Stochastic modeling of multiple scalar mixing in a three-stream concentric coaxial jet based on one-dimensional turbulence

Abstract

Modeling turbulent mixing is a standing challenge for nonpremixed chemically reacting flows. Key complications arise from the requirement to capture all relevant scales of the flow and the necessity to distinguish between turbulent advective transport and molecular diffusive transport processes. In addition, anisotropic mean shear, variable advection time scales, and the coexistence of turbulent and nonturbulent regions need to be represented. The fundamental issues at stake are addressed by investigating multi-scalar mixing in a three-stream coaxial jet with a map-based stochastic one-dimensional turbulence model. ODT provides full-scale resolution at affordable costs by a radical reduction of complexity compared to high-fidelity Navier–Stokes solvers. The approach is partly justified by an application of the boundary-layer approximation, but neglects fluctuating axial pressure gradients.

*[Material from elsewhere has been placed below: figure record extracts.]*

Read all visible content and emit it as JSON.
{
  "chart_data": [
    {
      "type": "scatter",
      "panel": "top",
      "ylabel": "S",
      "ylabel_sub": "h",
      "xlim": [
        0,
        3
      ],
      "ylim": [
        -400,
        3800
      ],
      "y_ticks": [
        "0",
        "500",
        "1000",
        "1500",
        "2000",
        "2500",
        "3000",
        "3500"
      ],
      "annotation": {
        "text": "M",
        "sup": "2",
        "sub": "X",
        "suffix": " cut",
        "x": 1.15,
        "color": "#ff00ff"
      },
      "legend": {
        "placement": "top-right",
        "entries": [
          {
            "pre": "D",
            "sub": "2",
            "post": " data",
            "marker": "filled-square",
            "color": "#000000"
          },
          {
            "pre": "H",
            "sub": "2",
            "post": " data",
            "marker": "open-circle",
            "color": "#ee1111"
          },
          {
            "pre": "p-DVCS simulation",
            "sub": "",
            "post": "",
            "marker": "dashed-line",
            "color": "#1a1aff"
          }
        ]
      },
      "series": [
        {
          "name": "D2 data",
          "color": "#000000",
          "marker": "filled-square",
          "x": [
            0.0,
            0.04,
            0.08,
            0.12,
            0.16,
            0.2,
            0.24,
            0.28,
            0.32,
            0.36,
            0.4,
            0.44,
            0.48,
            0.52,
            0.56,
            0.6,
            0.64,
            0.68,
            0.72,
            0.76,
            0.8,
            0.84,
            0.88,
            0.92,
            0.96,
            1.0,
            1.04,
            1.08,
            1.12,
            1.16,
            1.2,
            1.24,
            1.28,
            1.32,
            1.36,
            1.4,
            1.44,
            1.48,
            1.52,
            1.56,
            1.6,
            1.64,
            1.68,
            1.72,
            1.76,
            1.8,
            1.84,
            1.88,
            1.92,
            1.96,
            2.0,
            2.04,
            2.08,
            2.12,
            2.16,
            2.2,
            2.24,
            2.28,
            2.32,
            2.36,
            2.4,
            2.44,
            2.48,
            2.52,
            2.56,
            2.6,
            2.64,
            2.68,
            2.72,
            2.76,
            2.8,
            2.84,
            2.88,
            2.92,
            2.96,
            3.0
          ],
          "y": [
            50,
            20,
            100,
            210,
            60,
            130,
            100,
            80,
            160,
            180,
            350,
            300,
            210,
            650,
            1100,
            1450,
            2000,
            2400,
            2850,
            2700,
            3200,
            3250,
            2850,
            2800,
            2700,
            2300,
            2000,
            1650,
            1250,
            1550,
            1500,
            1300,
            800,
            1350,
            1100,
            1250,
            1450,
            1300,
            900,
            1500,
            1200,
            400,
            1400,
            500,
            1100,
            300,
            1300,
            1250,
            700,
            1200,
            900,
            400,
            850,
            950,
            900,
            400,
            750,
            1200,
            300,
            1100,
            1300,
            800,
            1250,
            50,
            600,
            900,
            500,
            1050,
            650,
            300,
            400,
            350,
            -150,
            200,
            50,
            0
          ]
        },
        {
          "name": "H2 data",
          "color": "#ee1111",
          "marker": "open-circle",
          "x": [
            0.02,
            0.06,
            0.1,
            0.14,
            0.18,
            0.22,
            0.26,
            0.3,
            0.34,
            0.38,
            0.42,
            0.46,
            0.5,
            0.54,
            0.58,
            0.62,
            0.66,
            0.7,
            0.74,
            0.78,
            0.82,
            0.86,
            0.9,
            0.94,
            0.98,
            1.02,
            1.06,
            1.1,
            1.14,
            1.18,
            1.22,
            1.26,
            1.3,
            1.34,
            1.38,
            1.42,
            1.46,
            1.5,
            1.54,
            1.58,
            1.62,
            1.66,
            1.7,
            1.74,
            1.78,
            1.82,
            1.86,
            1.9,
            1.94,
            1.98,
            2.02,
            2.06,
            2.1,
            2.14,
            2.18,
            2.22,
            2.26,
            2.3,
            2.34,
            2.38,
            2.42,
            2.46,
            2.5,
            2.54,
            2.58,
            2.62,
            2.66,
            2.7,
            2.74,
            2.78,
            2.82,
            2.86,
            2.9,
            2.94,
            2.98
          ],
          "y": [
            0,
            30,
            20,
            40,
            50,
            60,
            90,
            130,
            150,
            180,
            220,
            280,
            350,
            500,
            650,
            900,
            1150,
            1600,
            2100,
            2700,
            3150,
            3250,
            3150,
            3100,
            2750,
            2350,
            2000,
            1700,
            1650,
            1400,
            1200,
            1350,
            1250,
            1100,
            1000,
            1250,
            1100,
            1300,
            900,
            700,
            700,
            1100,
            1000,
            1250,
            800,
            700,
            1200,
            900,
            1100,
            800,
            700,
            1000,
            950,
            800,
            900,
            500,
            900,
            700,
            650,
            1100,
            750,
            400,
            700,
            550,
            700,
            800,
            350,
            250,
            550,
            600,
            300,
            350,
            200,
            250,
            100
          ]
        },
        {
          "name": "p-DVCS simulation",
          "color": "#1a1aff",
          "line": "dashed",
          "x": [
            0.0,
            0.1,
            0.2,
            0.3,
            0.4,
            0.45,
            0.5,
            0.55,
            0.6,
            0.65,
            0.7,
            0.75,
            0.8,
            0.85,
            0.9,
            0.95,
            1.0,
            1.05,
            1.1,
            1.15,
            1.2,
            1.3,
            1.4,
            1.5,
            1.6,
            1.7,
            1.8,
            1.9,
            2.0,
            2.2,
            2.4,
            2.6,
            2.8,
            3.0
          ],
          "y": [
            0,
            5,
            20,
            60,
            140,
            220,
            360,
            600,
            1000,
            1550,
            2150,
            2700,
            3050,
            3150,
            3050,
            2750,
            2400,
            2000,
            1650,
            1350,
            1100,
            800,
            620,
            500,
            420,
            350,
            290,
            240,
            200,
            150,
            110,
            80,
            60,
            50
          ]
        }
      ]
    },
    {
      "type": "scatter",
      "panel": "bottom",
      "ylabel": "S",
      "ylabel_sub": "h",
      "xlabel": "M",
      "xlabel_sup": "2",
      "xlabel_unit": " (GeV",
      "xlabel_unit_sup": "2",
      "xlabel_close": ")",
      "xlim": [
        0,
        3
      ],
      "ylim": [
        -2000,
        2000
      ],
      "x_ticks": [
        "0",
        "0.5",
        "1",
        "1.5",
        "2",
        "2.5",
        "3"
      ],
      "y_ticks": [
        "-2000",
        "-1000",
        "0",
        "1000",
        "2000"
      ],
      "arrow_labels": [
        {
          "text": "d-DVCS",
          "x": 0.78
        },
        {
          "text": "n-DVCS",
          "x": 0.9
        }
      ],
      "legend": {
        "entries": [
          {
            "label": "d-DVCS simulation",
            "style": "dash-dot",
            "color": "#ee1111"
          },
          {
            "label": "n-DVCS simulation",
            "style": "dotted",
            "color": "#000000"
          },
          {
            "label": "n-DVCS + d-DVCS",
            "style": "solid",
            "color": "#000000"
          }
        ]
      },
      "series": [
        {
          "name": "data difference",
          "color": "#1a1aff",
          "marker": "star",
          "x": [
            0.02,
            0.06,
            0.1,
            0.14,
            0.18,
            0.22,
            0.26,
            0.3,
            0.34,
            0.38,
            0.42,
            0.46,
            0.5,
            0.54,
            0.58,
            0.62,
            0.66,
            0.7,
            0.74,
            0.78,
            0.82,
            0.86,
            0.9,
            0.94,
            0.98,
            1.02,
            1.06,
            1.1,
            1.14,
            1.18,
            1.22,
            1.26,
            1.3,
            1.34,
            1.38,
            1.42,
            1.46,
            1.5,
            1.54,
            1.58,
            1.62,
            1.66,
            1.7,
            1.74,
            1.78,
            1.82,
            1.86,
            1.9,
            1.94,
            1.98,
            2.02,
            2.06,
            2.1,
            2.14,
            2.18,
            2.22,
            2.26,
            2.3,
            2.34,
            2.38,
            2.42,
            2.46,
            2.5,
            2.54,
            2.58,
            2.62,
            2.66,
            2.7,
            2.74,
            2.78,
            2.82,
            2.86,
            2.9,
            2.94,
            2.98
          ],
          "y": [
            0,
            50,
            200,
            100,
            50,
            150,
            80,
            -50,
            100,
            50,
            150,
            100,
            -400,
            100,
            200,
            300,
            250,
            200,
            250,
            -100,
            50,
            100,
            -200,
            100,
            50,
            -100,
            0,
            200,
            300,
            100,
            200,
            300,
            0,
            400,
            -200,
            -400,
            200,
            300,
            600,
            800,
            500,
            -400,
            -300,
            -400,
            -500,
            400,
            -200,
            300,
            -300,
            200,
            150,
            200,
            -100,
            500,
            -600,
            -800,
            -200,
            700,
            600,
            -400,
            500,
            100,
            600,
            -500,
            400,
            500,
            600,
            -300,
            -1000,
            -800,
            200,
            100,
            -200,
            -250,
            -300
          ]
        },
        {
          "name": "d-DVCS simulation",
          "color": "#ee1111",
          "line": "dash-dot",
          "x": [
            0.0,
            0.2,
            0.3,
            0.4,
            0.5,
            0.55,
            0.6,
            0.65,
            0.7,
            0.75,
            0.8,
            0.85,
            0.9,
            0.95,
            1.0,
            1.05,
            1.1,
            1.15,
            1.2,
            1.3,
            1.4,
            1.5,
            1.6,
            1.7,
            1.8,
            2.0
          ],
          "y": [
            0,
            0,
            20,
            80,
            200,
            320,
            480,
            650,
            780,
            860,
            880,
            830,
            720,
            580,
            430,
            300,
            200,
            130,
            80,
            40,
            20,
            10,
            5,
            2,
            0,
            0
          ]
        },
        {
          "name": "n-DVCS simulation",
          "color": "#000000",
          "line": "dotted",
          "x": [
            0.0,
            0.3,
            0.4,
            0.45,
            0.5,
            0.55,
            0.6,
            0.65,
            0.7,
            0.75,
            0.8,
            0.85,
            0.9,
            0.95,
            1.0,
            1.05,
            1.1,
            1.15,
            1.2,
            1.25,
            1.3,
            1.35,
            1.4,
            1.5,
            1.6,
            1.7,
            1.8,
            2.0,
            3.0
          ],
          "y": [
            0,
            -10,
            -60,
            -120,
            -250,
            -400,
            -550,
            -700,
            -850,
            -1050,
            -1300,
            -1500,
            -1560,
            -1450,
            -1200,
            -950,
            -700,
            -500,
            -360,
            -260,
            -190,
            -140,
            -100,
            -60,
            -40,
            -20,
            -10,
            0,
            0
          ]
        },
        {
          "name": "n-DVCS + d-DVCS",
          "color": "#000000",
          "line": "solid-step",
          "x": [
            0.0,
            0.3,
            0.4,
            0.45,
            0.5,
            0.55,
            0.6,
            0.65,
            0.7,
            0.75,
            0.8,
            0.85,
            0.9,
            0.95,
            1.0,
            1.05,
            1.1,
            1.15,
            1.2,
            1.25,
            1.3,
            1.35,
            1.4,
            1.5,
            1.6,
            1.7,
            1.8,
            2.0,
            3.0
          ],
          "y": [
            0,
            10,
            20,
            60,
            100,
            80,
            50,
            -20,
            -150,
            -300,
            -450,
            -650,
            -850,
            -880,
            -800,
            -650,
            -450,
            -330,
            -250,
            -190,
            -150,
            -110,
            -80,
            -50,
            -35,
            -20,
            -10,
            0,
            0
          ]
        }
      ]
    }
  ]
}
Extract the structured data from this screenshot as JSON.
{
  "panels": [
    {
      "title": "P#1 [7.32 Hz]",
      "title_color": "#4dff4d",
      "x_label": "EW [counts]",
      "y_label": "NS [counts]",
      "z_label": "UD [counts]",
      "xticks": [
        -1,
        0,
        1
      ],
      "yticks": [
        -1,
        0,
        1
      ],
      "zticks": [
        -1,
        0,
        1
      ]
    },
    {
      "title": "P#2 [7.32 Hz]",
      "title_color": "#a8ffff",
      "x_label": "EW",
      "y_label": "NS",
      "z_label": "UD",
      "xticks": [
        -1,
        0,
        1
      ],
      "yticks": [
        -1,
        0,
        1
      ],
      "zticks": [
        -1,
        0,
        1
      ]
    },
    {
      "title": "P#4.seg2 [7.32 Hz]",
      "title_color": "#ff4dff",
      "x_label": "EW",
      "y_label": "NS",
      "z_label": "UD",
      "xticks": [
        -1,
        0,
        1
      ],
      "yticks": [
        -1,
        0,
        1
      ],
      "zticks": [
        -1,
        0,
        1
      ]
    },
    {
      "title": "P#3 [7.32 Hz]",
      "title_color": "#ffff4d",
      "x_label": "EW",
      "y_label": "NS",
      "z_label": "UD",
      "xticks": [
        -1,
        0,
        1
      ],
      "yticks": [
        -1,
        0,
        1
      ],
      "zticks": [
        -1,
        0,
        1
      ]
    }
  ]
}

It is demonstrated that low-order scalar statistics are reasonably but not fully captured. Despite this shortcoming, it is shown that the model is able to reproduce experimental state-space statistics of multi-stream multi-scalar mixing. The model therefore offers physics-compatible improvements in multi-stream mixing modeling despite some fundamental limitations that remain from unjustified assumptions.